Meet Marla Gayle of Skidmore, Owings & Merrill

Photo courtesy of SOM
Photo courtesy of Skidmore, Owings, & Merrill

OHNY is conferring the 2022 Open City Award to the Moynihan Train Hall Design and Development Team, led by Empire State Development, Skidmore Owings & Merrill, Vornado Realty Trust, and Skanska USA, for their visionary and steadfast efforts to realize an incredible asset for New Yorkers and visitors alike.

We asked SOM Director, Marla Gayle, about her experience as Project Manager of the design for Moynihan Train Hall, including her favorite feature and what statement she believes the train hall makes about New York’s future.

Tell us what it was like to work on this monumental civic project

Moynihan Train Hall has been decades in the making—a long-held dream for New York City. Imagine waking up every morning knowing that your job was to help fulfill a promise and make a dream come true. It was also a very humbling experience to work on the adaptive reuse of one of McKim, Mead & White’s greatest landmarks.

Tell us about the team effort required to bring this project to life …
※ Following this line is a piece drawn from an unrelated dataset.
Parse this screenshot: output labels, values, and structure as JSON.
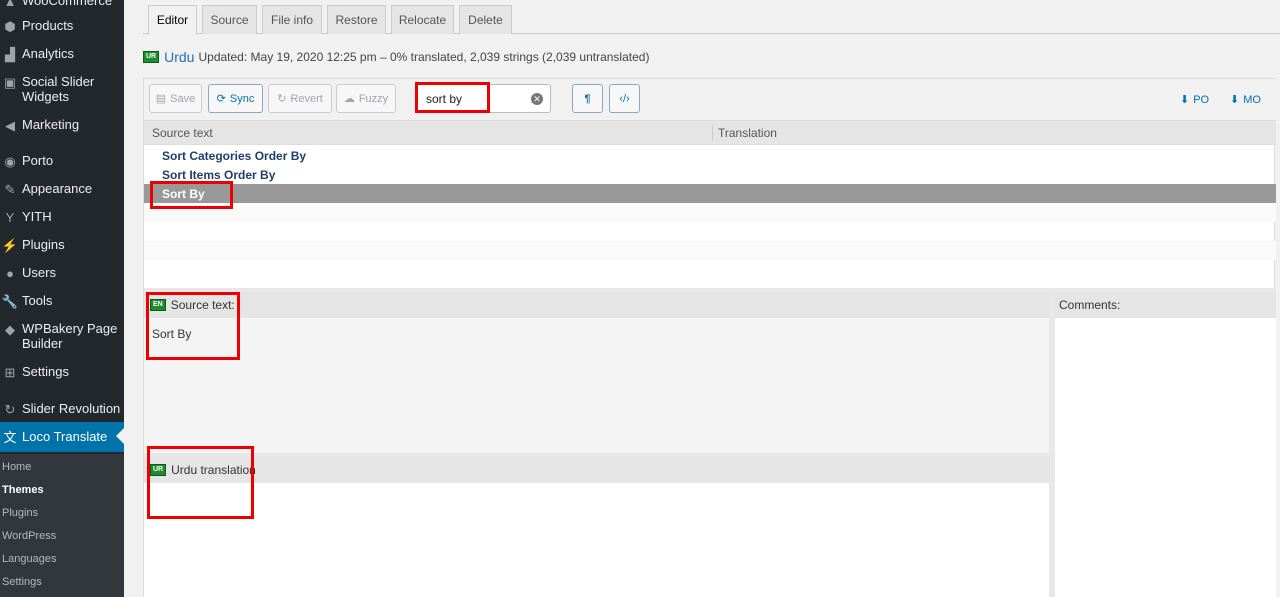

The size and experience of the team really helped make this possible. Empire State Development’s leadership, and its partnership with Vornado Realty Trust, The Related Companies, Amtrak, the MTA, the Long Island Rail Road, and Skanska really is unprecedented. It was a diverse group of stakeholders. And everyone—down to the design-build team between SOM, Skanska, and all the consultants who worked with us for decades—shared the same goals to create an iconic gateway for the region and honor the majesty of the Beaux-Arts structure.

What is your favorite feature of Moynihan Train Hall?
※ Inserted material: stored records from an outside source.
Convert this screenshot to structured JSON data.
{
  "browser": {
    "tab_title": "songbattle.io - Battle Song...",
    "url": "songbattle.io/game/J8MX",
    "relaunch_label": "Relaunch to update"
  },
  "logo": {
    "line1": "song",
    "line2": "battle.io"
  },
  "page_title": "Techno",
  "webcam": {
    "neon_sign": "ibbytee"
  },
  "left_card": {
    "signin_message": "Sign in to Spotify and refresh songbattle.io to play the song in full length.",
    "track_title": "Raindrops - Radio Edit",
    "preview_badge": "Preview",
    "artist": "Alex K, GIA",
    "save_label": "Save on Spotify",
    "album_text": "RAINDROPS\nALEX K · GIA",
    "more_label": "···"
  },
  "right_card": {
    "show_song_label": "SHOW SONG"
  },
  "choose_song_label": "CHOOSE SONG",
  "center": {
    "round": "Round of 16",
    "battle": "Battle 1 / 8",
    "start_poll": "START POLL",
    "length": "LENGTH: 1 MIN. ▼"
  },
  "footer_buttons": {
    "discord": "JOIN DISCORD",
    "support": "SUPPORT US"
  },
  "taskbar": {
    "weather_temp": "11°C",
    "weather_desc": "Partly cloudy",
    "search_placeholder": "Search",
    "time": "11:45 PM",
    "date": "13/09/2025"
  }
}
If I had to choose one—and there are so many facets of the project I could mention—it would be the skylight, and the way the steel trusses, which are original to the building, support it structurally and blend the old with the new. The skylight brings sunlight back inside the Penn Station complex for the first time since the 1960s, and in doing so, it reestablishes the magnificence of the original, sky-lit station designed by McKim, Mead & White.

What statement do you think Moynihan Train Hall makes about New York and the city’s future?

The train hall is the city’s new front door. It restores the dignified arrival experience of the original Penn Station. From a functional perspective, it increases the station’s concourse space by 50%, and that additional space not only relieves pressure on the existing station, but also unlocks the very possibility of renovating the station as a whole. What the project represents is a commitment from New York State to elevate the travel experience at the busiest transportation hub in the Western Hemisphere.

What has surprised you about how the public is experiencing this new “front door” to the city?

Work on the project began well before the pandemic. Shortly after the train hall opened on New Year’s Day in 2021, when many people were still at home, we learned about New Yorkers and travelers from around the region who came to the station just for a glimmer of hope. It had immediately become a destination. That really demonstrated the power of architecture for us—Moynihan Train Hall had become a symbol of inspiration and uplift.